Obviously that kind of skulduggery mustn’t be condoned. But as dark and dingy as this particular cloud may be, it’s not without its silver lining.

You see, the thing is, whilst the crime of bike theft on its own might have been allowed to fall to the bottom of the pile, when they are using your nicked bike to terrorize the town, all of a sudden the police start to take notice.

And that’s exactly what’s happening in towns and cities, the length and breadth of the country. It’s a shame that it’s taken a bit of yobbish hooliganism for the constabulary to take notice. But the end result might be that our bikes are a little bit safer, all thanks to antisocial behaviour

It’s because of a few reasons.

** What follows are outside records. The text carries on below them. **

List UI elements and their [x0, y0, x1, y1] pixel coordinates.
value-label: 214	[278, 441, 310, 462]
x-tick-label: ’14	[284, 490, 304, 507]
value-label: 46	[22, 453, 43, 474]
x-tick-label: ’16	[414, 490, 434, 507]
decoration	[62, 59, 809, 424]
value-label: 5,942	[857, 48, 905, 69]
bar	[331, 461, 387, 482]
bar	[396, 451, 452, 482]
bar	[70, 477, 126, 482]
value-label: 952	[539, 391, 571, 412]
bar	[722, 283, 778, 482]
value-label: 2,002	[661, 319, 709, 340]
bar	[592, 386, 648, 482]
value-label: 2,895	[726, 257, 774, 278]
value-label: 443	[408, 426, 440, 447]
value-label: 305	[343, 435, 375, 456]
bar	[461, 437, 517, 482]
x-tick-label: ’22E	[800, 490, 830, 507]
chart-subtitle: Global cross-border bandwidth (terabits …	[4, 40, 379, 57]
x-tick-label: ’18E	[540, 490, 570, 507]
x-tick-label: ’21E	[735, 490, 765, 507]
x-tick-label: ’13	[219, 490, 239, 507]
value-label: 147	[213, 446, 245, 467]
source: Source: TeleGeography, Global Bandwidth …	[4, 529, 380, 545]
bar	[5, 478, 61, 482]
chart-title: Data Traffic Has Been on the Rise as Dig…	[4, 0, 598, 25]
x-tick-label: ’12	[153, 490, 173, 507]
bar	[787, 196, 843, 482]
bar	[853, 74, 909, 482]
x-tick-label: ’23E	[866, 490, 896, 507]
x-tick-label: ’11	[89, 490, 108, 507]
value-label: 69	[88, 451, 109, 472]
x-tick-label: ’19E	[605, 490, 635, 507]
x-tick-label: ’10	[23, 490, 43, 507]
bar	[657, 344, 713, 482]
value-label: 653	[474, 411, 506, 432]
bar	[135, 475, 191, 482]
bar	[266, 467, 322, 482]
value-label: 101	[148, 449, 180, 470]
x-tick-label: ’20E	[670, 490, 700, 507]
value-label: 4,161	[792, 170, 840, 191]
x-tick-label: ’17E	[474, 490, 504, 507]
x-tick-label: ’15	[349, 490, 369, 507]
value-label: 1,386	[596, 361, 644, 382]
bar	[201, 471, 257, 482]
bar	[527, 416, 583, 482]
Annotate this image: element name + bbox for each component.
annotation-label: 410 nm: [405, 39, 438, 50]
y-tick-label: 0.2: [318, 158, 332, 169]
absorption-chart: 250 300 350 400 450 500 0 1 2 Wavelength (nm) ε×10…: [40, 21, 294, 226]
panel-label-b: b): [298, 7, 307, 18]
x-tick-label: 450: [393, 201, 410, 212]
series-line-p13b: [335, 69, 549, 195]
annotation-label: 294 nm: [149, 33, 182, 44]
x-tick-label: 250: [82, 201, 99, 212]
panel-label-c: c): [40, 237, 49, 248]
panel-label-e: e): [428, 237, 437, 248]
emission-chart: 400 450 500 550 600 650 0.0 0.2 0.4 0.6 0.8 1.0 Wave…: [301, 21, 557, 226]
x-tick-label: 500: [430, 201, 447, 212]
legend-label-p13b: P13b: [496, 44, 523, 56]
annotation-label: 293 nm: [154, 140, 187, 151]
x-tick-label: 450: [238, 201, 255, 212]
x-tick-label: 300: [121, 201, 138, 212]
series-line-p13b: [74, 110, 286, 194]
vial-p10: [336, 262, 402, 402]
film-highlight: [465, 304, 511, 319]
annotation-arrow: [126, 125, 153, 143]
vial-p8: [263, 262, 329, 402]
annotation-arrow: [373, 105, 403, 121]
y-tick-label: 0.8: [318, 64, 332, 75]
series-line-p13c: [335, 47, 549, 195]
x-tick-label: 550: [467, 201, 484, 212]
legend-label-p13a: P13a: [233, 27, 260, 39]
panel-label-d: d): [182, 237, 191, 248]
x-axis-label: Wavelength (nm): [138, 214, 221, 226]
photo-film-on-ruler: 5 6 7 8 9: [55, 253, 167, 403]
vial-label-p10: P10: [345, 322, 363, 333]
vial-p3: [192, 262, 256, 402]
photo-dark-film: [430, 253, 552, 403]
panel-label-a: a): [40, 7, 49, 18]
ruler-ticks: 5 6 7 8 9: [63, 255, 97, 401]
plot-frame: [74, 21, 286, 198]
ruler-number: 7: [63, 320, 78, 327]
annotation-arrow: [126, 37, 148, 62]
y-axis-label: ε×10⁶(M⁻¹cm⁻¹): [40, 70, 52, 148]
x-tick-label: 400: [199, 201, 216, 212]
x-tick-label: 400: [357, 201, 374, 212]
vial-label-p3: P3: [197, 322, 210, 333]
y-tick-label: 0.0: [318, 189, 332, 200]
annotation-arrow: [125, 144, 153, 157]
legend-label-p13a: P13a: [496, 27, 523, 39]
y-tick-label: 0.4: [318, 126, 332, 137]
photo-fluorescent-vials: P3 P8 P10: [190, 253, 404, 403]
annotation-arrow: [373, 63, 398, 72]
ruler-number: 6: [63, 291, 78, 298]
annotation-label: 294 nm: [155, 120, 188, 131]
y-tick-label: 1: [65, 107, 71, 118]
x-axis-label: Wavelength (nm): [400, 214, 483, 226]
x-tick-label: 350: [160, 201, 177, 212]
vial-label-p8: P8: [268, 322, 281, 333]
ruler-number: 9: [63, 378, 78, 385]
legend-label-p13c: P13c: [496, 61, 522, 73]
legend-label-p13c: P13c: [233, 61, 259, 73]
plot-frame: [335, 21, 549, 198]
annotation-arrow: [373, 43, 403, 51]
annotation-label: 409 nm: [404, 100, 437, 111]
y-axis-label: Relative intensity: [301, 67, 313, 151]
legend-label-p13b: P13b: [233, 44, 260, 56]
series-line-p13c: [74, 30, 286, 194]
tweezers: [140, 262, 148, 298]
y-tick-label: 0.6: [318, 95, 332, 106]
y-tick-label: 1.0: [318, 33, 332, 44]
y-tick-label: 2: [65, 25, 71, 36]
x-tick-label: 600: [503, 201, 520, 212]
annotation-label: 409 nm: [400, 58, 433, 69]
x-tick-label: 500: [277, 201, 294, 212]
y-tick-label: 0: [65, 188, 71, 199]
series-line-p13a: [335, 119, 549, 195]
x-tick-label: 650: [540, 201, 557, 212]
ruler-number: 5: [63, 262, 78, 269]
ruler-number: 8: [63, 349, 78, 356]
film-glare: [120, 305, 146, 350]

Firstly (and I’m not actually sure this reason counts), they’re imploring us to secure our bikes more effectively. Are they telling us to do that because they don’t want us to go through the turmoil of having a bike nicked. Or is because it’s a pain in the arse for them if it ends up in some joyriding scrotes hands? But the message seems to be something along the lines of ‘if you don’t lock your bike up properly, it’s your fault if it gets nicked’.

Scrotal sack

But really it’s the fact that the scrotes want to go joyriding which is, indirectly, making our bikes safer. Possibly. Police presence in loads of cities has been upped in these crime and joyriding hotspots, which has led to more and more stolen bikes being recovered. Music to my ears.

My hope is that the extra police presence in these areas, and the fact that naughty boys can’t get away with riding these bikes ‘like they stole them’ any more, might make them think twice about nicking them in the first place. Or perhaps that’s wishful thinking.

I certainly won’t be betting my bike on it though; I’ll be keeping it under a very sturdy lock and key.


2 Responses

  1. Yeah, until regular motorcycle riding falls under the interpretation of ASBO’s. Let’s all trust governments to do the right thing here and not indulge such obvious, clearcut nonsense. Riding is a lovely wild and adrenaline charged activity that is in stark contrast to this safe and overregulated world, so I can definitely see police looking down on the average Joe on a literbike.

    I do hope bike thieves get their legs chopped off with their own angle grinders though.